Personal life
- Born: Medina, Rashidun Caliphate
- Died: Medina, Umayyad Caliphate
- Spouse: Abd Allah ibn Abd al-Rahman ibn Abi Bakr (divorced) Mus'ab ibn al-Zubayr (until his death) Umar ibn Ubayd Allah ibn Ma'mar
- Children: Talha ibn Abd Allah ibn Abd al-Rahman al-Bakri
- Parents: Talha (father); Umm Kulthum bint Abi Bakr (mother);

Religious life
- Religion: Islam

= A'isha bint Talha =

Early Islamic female Scholar

ʿĀʾisha bint Ṭalḥa (عائشة بنت طلحة) was, according to a Sunni source, the daughter of the prominent Muslim general Talha ibn Ubayd Allah and Umm Kulthum bint Abi Bakr.
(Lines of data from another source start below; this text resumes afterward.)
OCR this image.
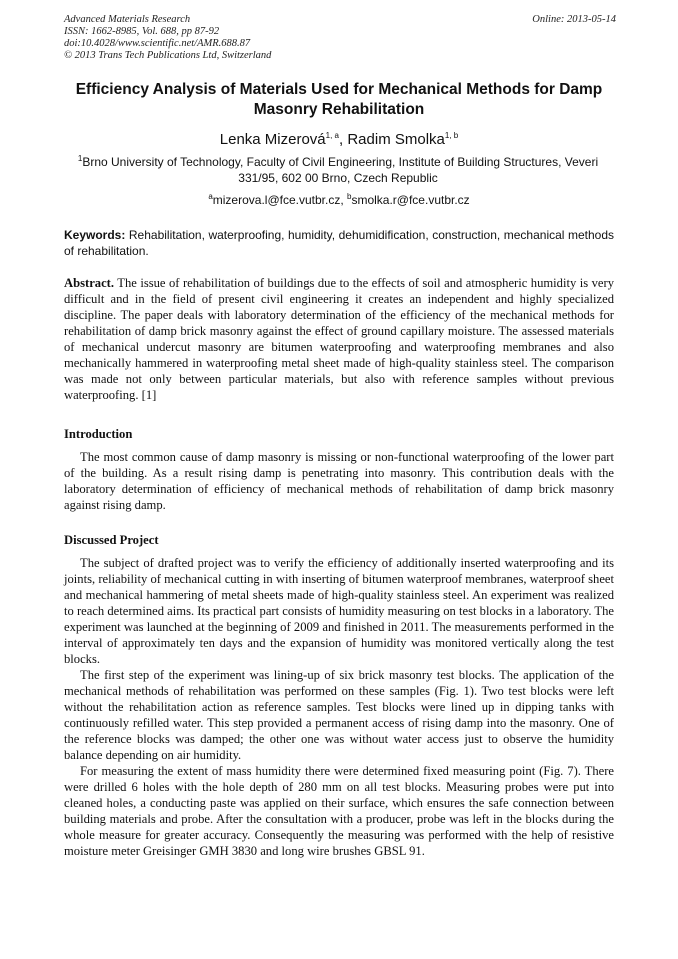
Advanced Materials Research
ISSN: 1662-8985, Vol. 688, pp 87-92
doi:10.4028/www.scientific.net/AMR.688.87
© 2013 Trans Tech Publications Ltd, Switzerland
Online: 2013-05-14
Efficiency Analysis of Materials Used for Mechanical Methods for Damp Masonry Rehabilitation
Lenka Mizerová$^{1, a}$, Radim Smolka$^{1, b}$
$^1$Brno University of Technology, Faculty of Civil Engineering, Institute of Building Structures, Veveri 331/95, 602 00 Brno, Czech Republic
$^a$mizerova.l@fce.vutbr.cz, $^b$smolka.r@fce.vutbr.cz
Keywords: Rehabilitation, waterproofing, humidity, dehumidification, construction, mechanical methods of rehabilitation.
Abstract. The issue of rehabilitation of buildings due to the effects of soil and atmospheric humidity is very difficult and in the field of present civil engineering it creates an independent and highly specialized discipline. The paper deals with laboratory determination of the efficiency of the mechanical methods for rehabilitation of damp brick masonry against the effect of ground capillary moisture. The assessed materials of mechanical undercut masonry are bitumen waterproofing and waterproofing membranes and also mechanically hammered in waterproofing metal sheet made of high-quality stainless steel. The comparison was made not only between particular materials, but also with reference samples without previous waterproofing. [1]
Introduction

The most common cause of damp masonry is missing or non-functional waterproofing of the lower part of the building. As a result rising damp is penetrating into masonry. This contribution deals with the laboratory determination of efficiency of mechanical methods of rehabilitation of damp brick masonry against rising damp.

Discussed Project

The subject of drafted project was to verify the efficiency of additionally inserted waterproofing and its joints, reliability of mechanical cutting in with inserting of bitumen waterproof membranes, waterproof sheet and mechanical hammering of metal sheets made of high-quality stainless steel. An experiment was realized to reach determined aims. Its practical part consists of humidity measuring on test blocks in a laboratory. The experiment was launched at the beginning of 2009 and finished in 2011. The measurements performed in the interval of approximately ten days and the expansion of humidity was monitored vertically along the test blocks.

The first step of the experiment was lining-up of six brick masonry test blocks. The application of the mechanical methods of rehabilitation was performed on these samples (Fig. 1). Two test blocks were left without the rehabilitation action as reference samples. Test blocks were lined up in dipping tanks with continuously refilled water. This step provided a permanent access of rising damp into the masonry. One of the reference blocks was damped; the other one was without water access just to observe the humidity balance depending on air humidity.

For measuring the extent of mass humidity there were determined fixed measuring point (Fig. 7). There were drilled 6 holes with the hole depth of 280 mm on all test blocks. Measuring probes were put into cleaned holes, a conducting paste was applied on their surface, which ensures the safe connection between building materials and probe. After the consultation with a producer, probe was left in the blocks during the whole measure for greater accuracy. Consequently the measuring was performed with the help of resistive moisture meter Greisinger GMH 3830 and long wire brushes GBSL 91.
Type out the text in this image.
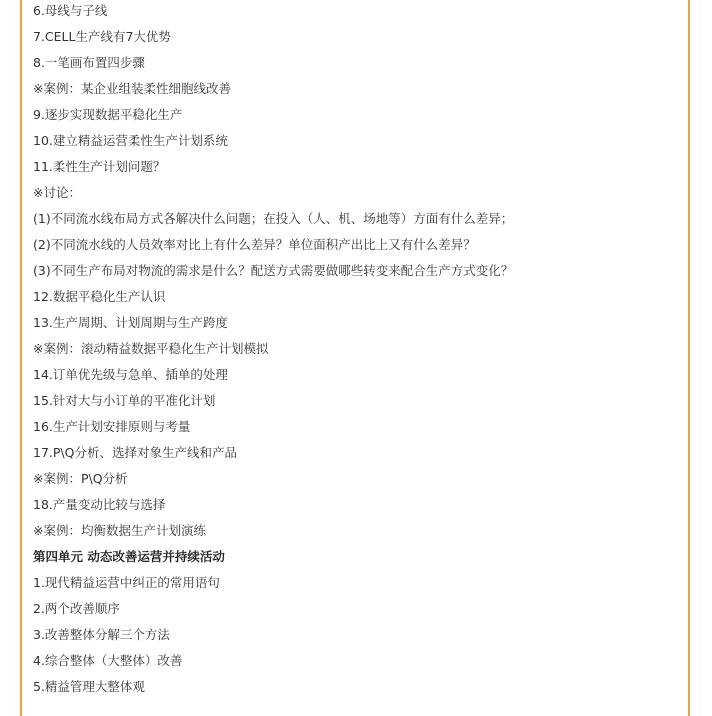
6.母线与子线
7.CELL生产线有7大优势
8.一笔画布置四步骤
※案例：某企业组装柔性细胞线改善
9.逐步实现数据平稳化生产
10.建立精益运营柔性生产计划系统
11.柔性生产计划问题？
※讨论：
(1)不同流水线布局方式各解决什么问题；在投入（人、机、场地等）方面有什么差异；
(2)不同流水线的人员效率对比上有什么差异？单位面积产出比上又有什么差异？
(3)不同生产布局对物流的需求是什么？配送方式需要做哪些转变来配合生产方式变化？
12.数据平稳化生产认识
13.生产周期、计划周期与生产跨度
※案例：滚动精益数据平稳化生产计划模拟
14.订单优先级与急单、插单的处理
15.针对大与小订单的平准化计划
16.生产计划安排原则与考量
17.P\Q分析、选择对象生产线和产品
※案例：P\Q分析
18.产量变动比较与选择
※案例：均衡数据生产计划演练
第四单元 动态改善运营并持续活动
1.现代精益运营中纠正的常用语句
2.两个改善顺序
3.改善整体分解三个方法
4.综合整体（大整体）改善
5.精益管理大整体观
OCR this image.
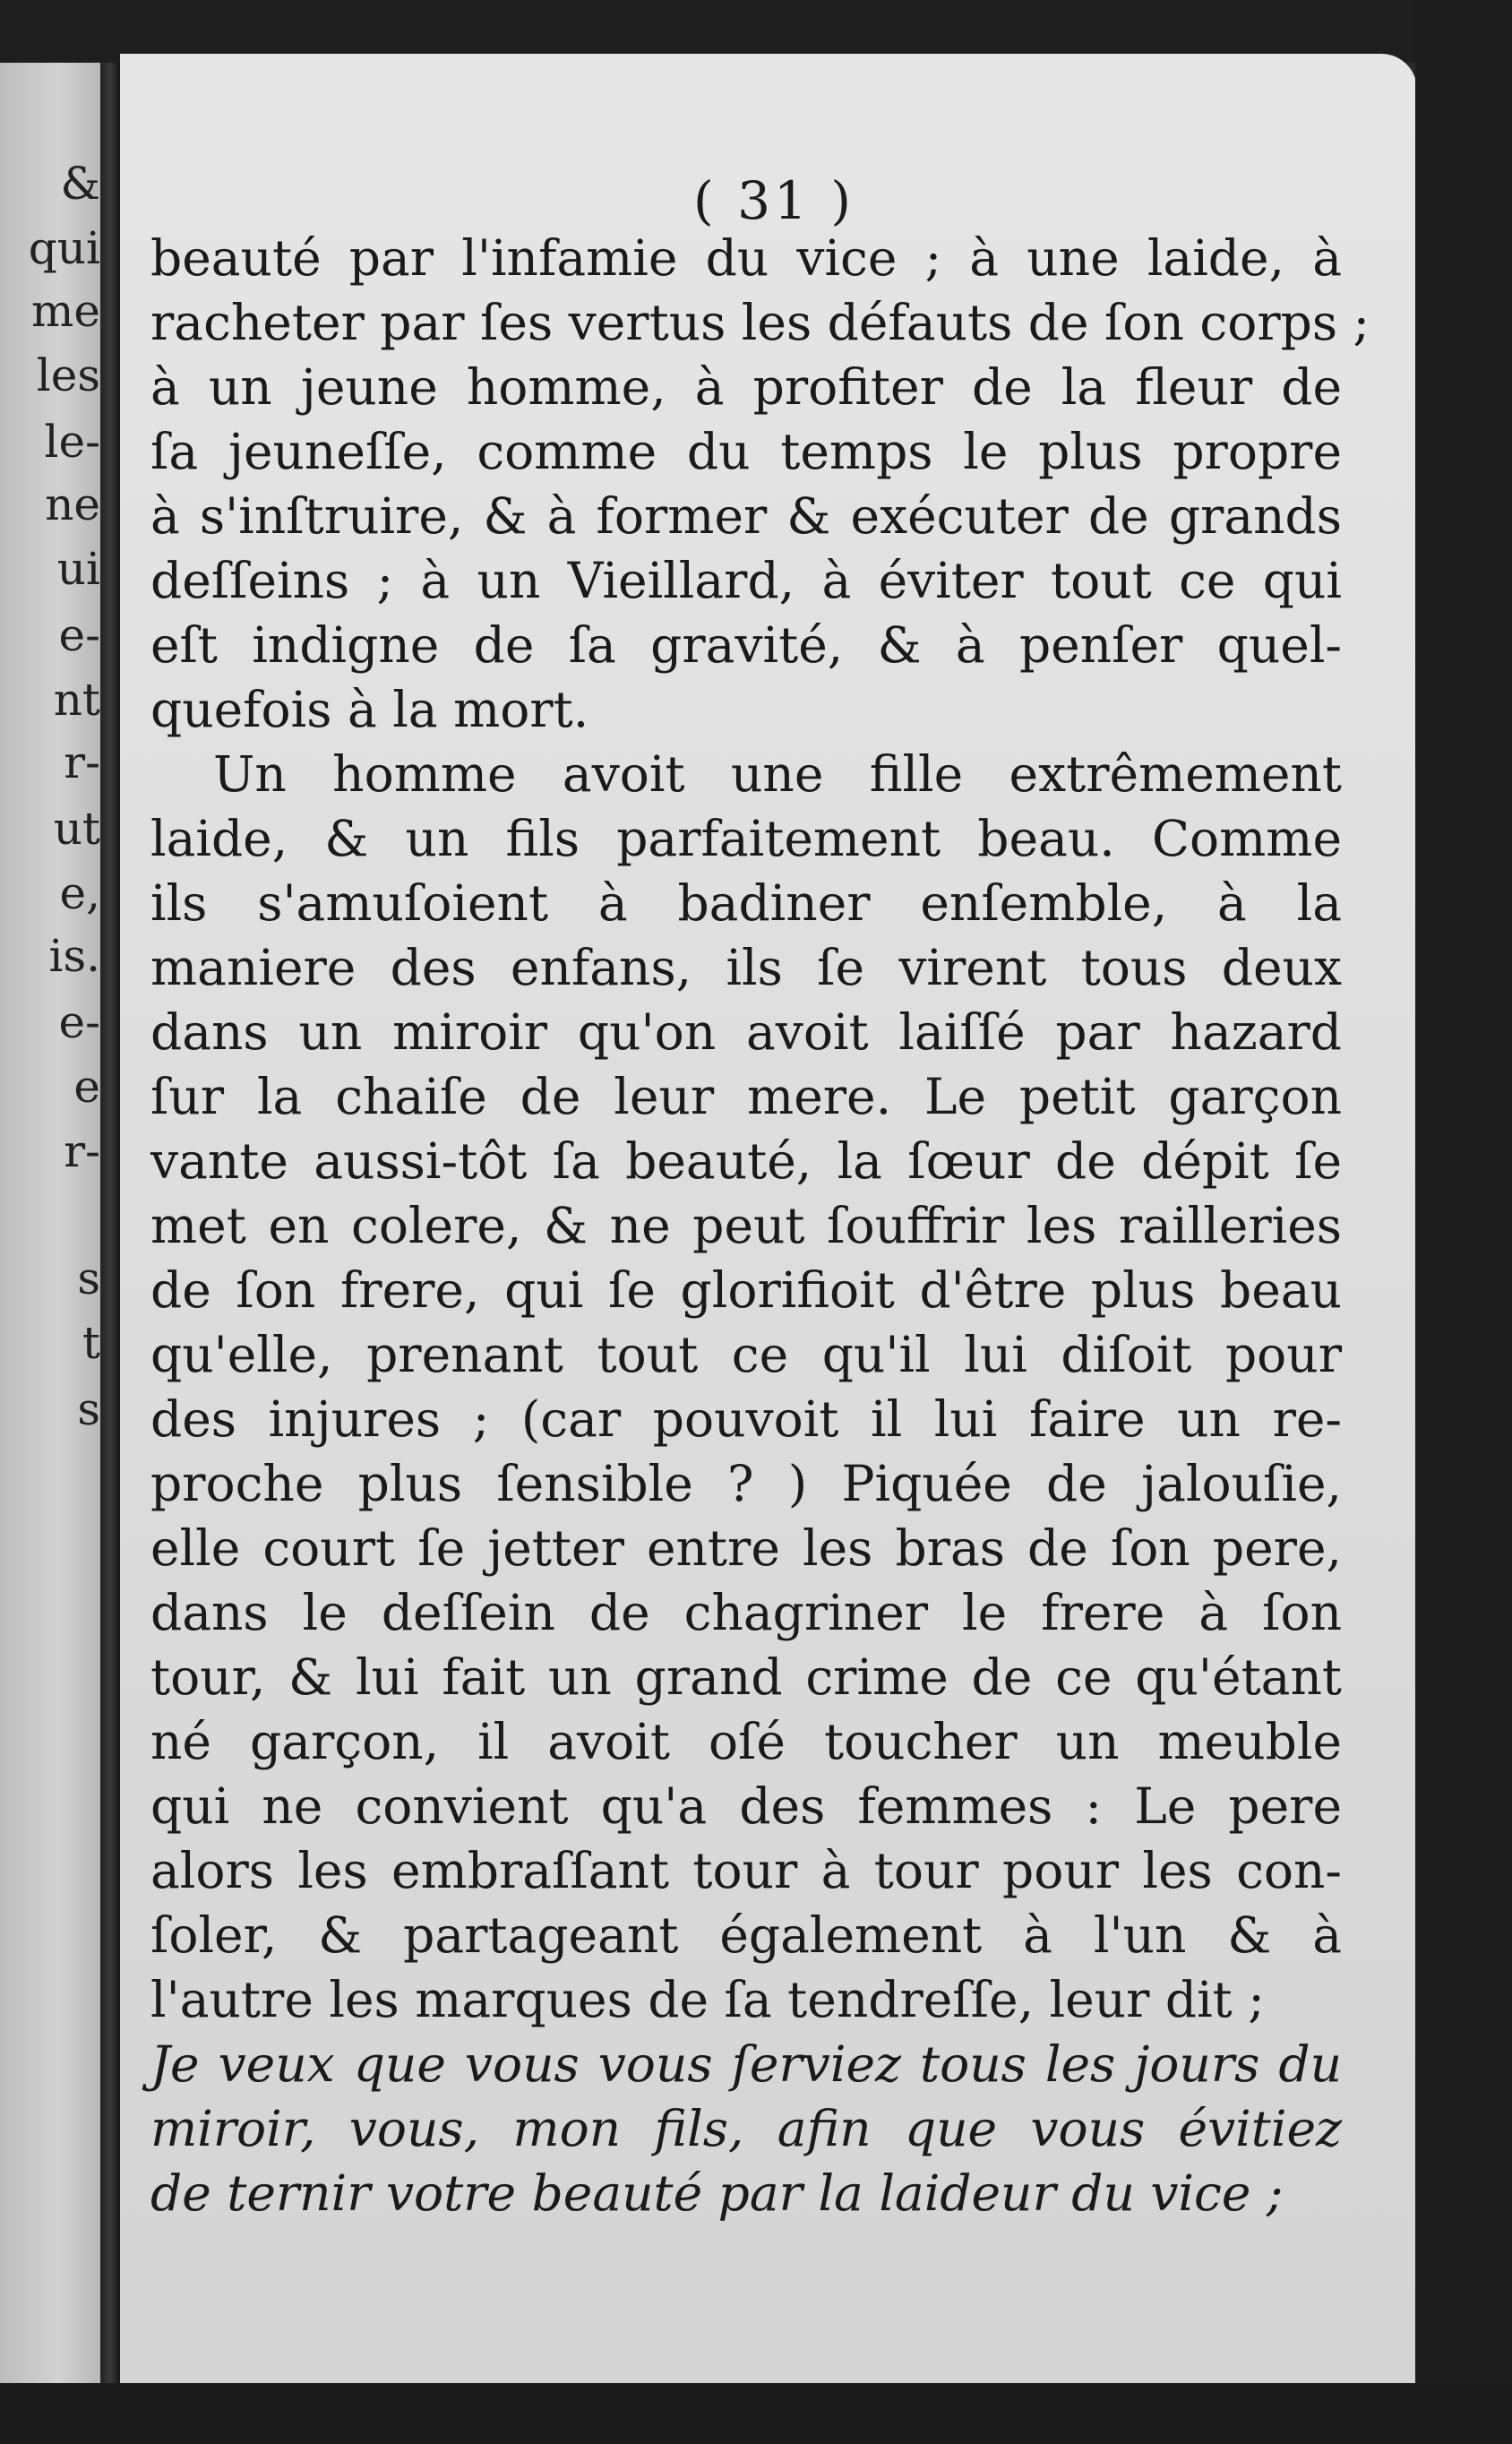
&
qui
me
les
le-
ne
ui
e-
nt
r-
ut
e,
is.
e-
e
r-
s
t
s
( 31 )
beauté par l'infamie du vice ; à une laide, à
racheter par ſes vertus les défauts de ſon corps ;
à un jeune homme, à profiter de la fleur de
ſa jeuneſſe, comme du temps le plus propre
à s'inſtruire, & à former & exécuter de grands
deſſeins ; à un Vieillard, à éviter tout ce qui
eſt indigne de ſa gravité, & à penſer quel-
quefois à la mort.
Un homme avoit une fille extrêmement
laide, & un fils parfaitement beau. Comme
ils s'amuſoient à badiner enſemble, à la
maniere des enfans, ils ſe virent tous deux
dans un miroir qu'on avoit laiſſé par hazard
ſur la chaiſe de leur mere. Le petit garçon
vante aussi-tôt ſa beauté, la ſœur de dépit ſe
met en colere, & ne peut ſouffrir les railleries
de ſon frere, qui ſe glorifioit d'être plus beau
qu'elle, prenant tout ce qu'il lui diſoit pour
des injures ; (car pouvoit il lui faire un re-
proche plus ſensible ? ) Piquée de jalouſie,
elle court ſe jetter entre les bras de ſon pere,
dans le deſſein de chagriner le frere à ſon
tour, & lui fait un grand crime de ce qu'étant
né garçon, il avoit oſé toucher un meuble
qui ne convient qu'a des femmes : Le pere
alors les embraſſant tour à tour pour les con-
ſoler, & partageant également à l'un & à
l'autre les marques de ſa tendreſſe, leur dit ;
Je veux que vous vous ſerviez tous les jours du
miroir, vous, mon fils, afin que vous évitiez
de ternir votre beauté par la laideur du vice ;
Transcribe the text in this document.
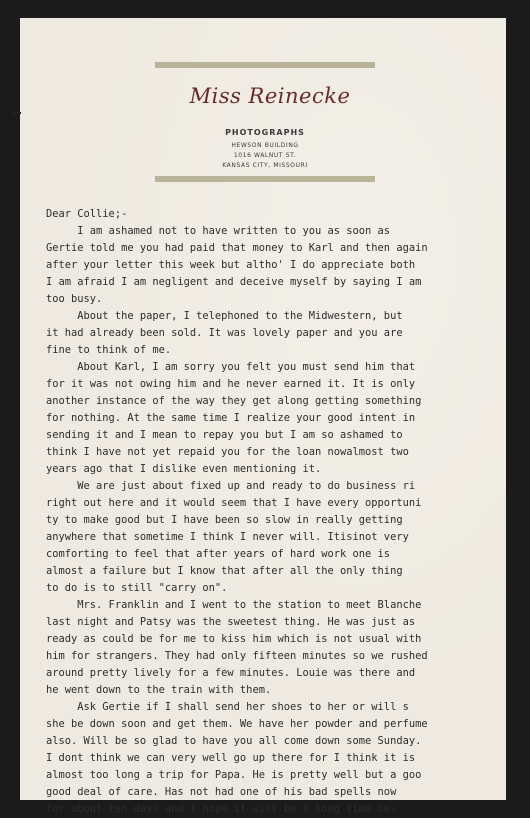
Miss Reinecke
PHOTOGRAPHS
HEWSON BUILDING
1016 WALNUT ST.
KANSAS CITY, MISSOURI
Dear Collie;-
I am ashamed not to have written to you as soon as
Gertie told me you had paid that money to Karl and then again
after your letter this week but altho' I do appreciate both
I am afraid I am negligent and deceive myself by saying I am
too busy.
About the paper, I telephoned to the Midwestern, but
it had already been sold. It was lovely paper and you are
fine to think of me.
About Karl, I am sorry you felt you must send him that
for it was not owing him and he never earned it. It is only
another instance of the way they get along getting something
for nothing. At the same time I realize your good intent in
sending it and I mean to repay you but I am so ashamed to
think I have not yet repaid you for the loan nowalmost two
years ago that I dislike even mentioning it.
We are just about fixed up and ready to do business ri
right out here and it would seem that I have every opportuni
ty to make good but I have been so slow in really getting
anywhere that sometime I think I never will. Itisinot very
comforting to feel that after years of hard work one is
almost a failure but I know that after all the only thing
to do is to still "carry on".
Mrs. Franklin and I went to the station to meet Blanche
last night and Patsy was the sweetest thing. He was just as
ready as could be for me to kiss him which is not usual with
him for strangers. They had only fifteen minutes so we rushed
around pretty lively for a few minutes. Louie was there and
he went down to the train with them.
Ask Gertie if I shall send her shoes to her or will s
she be down soon and get them. We have her powder and perfume
also. Will be so glad to have you all come down some Sunday.
I dont think we can very well go up there for I think it is
almost too long a trip for Papa. He is pretty well but a goo
good deal of care. Has not had one of his bad spells now
for about ten days and I hope it will be a long time be-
Umm Kulthum was the daughter of the first Rashidun Caliph, Abu Bakr.

Her first husband was her cousin Abd Allah, son of Abd al-Rahman ibn Abi Bakr. She then married Mus'ab ibn al-Zubayr, governor of Basra, who was killed. Her third husband was Umar ibn Ubayd Allah al-Taymi.